NumPy memmap for large arrays

import numpy as np
arr = np.memmap('/var/tmp/models/weights.dat', dtype='float32', mode='r', shape=(1000000,))
# Access slices without full load
slice0 = arr[0:10000]

Streaming via HTTP Range (server-side: enable Range and caching)

On the server that serves model files, ensure Range requests and caching headers are enabled. This lets devices fetch only the layers they need and reuse cached ranges. Server-side caching and edge strategies overlap with fleet patterns explained in fleet and edge content strategies.

# Example curl partial fetch
curl -H "Range: bytes=1048576-2097151" https://models.example.local/large_model.safetensors -o part.bin

Sharding and lazy state_dict loading (PyTorch pattern)

Shard checkpoints into per-layer files and load them on first use. Many model conversion pipelines (2024–2026 toolchain) support exporting per-layer artifacts for better streaming.

Part 4 — GC and allocator tuning for Python runtimes

Python GC and glibc memory arenas cause unpredictable latency. Tune them for a steady inference pipeline.
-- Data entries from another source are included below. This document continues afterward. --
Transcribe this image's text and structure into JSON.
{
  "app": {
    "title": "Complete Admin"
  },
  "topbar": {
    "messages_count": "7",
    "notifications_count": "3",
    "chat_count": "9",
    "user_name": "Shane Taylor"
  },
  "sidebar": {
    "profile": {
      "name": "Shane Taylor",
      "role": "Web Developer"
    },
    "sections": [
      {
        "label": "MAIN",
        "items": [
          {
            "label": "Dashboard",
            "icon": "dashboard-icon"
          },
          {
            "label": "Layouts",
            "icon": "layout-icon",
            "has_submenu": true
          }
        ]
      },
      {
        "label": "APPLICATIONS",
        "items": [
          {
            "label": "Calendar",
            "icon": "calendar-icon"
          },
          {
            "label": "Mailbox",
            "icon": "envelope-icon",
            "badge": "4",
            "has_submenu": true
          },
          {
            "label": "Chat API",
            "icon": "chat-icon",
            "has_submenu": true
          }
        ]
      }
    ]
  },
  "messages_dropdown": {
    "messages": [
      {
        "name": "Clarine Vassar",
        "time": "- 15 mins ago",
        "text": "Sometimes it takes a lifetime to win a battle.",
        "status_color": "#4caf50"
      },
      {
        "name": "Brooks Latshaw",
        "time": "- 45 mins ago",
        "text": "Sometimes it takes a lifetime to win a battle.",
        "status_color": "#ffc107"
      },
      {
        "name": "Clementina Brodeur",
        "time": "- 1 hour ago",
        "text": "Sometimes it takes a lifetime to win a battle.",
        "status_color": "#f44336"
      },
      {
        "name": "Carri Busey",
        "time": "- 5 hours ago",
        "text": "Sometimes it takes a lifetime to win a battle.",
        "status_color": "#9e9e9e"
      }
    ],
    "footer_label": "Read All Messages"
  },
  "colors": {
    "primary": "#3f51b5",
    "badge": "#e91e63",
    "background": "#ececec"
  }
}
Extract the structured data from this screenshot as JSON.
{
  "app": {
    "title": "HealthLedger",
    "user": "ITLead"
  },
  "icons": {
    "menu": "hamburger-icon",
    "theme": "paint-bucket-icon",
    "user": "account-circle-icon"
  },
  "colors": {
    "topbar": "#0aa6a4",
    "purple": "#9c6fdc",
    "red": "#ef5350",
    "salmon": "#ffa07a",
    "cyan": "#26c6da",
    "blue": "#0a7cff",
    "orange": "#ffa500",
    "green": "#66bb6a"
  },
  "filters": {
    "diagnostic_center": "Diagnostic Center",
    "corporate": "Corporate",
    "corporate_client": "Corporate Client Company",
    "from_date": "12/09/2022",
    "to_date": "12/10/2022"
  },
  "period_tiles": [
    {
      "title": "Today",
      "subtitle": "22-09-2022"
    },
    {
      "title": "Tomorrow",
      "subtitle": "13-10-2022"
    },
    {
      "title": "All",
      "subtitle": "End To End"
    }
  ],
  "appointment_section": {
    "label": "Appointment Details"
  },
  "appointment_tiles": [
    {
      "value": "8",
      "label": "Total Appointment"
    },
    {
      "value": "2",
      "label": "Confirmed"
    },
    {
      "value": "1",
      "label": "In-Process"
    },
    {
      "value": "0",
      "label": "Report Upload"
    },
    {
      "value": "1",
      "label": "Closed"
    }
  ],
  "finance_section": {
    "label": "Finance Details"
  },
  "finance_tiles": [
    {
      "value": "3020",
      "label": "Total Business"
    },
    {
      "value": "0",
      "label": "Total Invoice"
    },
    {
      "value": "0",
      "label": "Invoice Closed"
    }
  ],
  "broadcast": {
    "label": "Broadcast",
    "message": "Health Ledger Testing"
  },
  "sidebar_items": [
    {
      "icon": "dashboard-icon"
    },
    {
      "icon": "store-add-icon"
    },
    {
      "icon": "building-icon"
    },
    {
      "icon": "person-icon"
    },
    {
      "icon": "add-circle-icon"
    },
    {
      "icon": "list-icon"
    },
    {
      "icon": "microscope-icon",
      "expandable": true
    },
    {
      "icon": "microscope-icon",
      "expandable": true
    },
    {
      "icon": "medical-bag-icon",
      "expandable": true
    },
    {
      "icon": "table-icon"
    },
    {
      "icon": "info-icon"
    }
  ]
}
1) CPython GC: reduce pause jitter

Defaults are biased toward interactive workloads and can trigger collections at bad times during inference. Increase thresholds and perform explicit collections at safe points (e.g., after batch processing).

import gc
# Increase thresholds to run GC less often
gc.set_threshold(2000, 20, 20)

# Run a manual collection during idle periods
# e.g., after N inferences
if should_collect():
    gc.collect()

2) MALLOC_ARENA_MAX and glibc fragmentation

Reduce glibc arenas to minimize memory fragmentation (especially important on multi-threaded inference):

export MALLOC_ARENA_MAX=1
# Put in /etc/environment for system-wide effect
echo 'MALLOC_ARENA_MAX=1' | sudo tee -a /etc/environment

3) Use a specialized allocator when beneficial

jemalloc or mimalloc can reduce fragmentation for long-running services. Test before deploying — gains depend on workload and build complexity. On Pi 5, prebuilt binaries for mimalloc are lightweight and often drop-in with LD_PRELOAD.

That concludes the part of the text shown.